I think this is a separate (but related) issue. NSTask is one of the few Cocoa APIs that will throw exceptions in ‘normal’ use to indicate a runtime error, so your advice is correct. But the SIGPIPE crash is different — signals are not exceptions, they’re an earlier lower-level mechanism.

—Jens


Jack Brindle
 

Jens;
Thank you for the opportunity to expound on this. See below…

On Aug 11, 2017, at 9:48 AM, Jens Alfke <jens@...> wrote:


On Aug 10, 2017, at 9:30 PM, Graham Cox <graham@...> wrote:

I can’t find any mention of functions called signal() or ioctl() in the current (Xcode 8) documentation browser. But then, it seems we’ve lost the ability to view man pages. WTF, why are we going backwards with every “update”?

It does seem absurd that the most fundamental APIs — the C standard library and POSIX/Darwin system calls — aren’t supported by Xcode’s documentation features. Especially since the header files give zero information, usually not even parameter names. I assume this is something hundreds of people have already filed bug reports about over the years. 

I just end up typing “man foo” in a Terminal window, or using the awesome Dash app.


Jack Brindle wrote:

Be sure and put the data write into a try-catch block in order
to catch the broken pipe (assuming it occurs on a write). This is actually documented, but I’ll have to go find it to say. My notes indicate the
docs to say: This method raises an exception if the file descriptor is closed or is not valid, if the receiver represents an unconnected pipe
or socket endpoint, if no free space is left on the file system, or if any other writing error occurs.

I think this is a separate (but related) issue. NSTask is one of the few Cocoa APIs that will throw exceptions in ‘normal’ use to indicate a runtime error, so your advice is correct. But the SIGPIPE crash is different — signals are not exceptions, they’re an earlier lower-level mechanism.
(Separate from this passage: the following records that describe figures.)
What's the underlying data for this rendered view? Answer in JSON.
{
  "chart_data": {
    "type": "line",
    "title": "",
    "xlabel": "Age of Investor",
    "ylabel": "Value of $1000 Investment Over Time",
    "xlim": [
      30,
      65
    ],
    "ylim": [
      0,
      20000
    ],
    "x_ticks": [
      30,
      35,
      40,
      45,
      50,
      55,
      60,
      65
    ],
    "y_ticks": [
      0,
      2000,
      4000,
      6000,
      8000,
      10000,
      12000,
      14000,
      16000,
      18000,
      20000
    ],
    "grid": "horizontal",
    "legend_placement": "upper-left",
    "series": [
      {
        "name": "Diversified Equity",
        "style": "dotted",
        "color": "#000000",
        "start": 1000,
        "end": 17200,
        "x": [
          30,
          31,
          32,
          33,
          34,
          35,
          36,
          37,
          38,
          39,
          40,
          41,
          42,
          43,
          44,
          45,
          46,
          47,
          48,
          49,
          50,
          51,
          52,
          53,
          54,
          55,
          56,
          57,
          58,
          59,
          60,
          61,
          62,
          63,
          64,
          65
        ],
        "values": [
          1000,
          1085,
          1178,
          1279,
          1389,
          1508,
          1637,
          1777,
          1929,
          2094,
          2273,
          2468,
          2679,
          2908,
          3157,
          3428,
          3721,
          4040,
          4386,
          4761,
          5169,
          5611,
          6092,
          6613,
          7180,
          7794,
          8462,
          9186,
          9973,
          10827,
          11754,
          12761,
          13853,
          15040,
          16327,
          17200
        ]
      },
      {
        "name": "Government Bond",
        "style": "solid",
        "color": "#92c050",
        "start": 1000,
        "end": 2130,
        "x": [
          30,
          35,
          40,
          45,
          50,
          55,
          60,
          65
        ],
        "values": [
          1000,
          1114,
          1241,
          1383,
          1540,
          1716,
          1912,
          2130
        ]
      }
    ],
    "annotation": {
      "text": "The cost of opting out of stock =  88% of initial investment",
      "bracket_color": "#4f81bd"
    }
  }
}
A look at the discussion for NSFileHandle’s writeData: method provides the following:
"This method raises an exception if the file descriptor is closed or is not valid, if the receiver represents an unconnected pipe or socket endpoint, if no free space is left on the file system, or if any other writing error occurs.

The exception is caused directly by the broken pipe. The exception handler is picking it up so that a try-catch block can directly handle and correct for it. The same text is in the availableData method. I tend to be very defensive in my code, especially in areas where
external forces can cause problems. This is one such area. After I started using try-catch blocks around these methods the crash issues disappeared.

I believe there are many other issues that the Cocoa frameworks handle with exceptions that we used to handle otherwise - that is with signal handling. I still have some signal handling code, but for the most part it has mostly gone away as we move more into the
try-catch exception handling world. Perhaps this is why it is more difficult to find docs for this things. Having said that, ioctl is so important that it must be available.

In any case, learning to use try-catch has been very beneficial!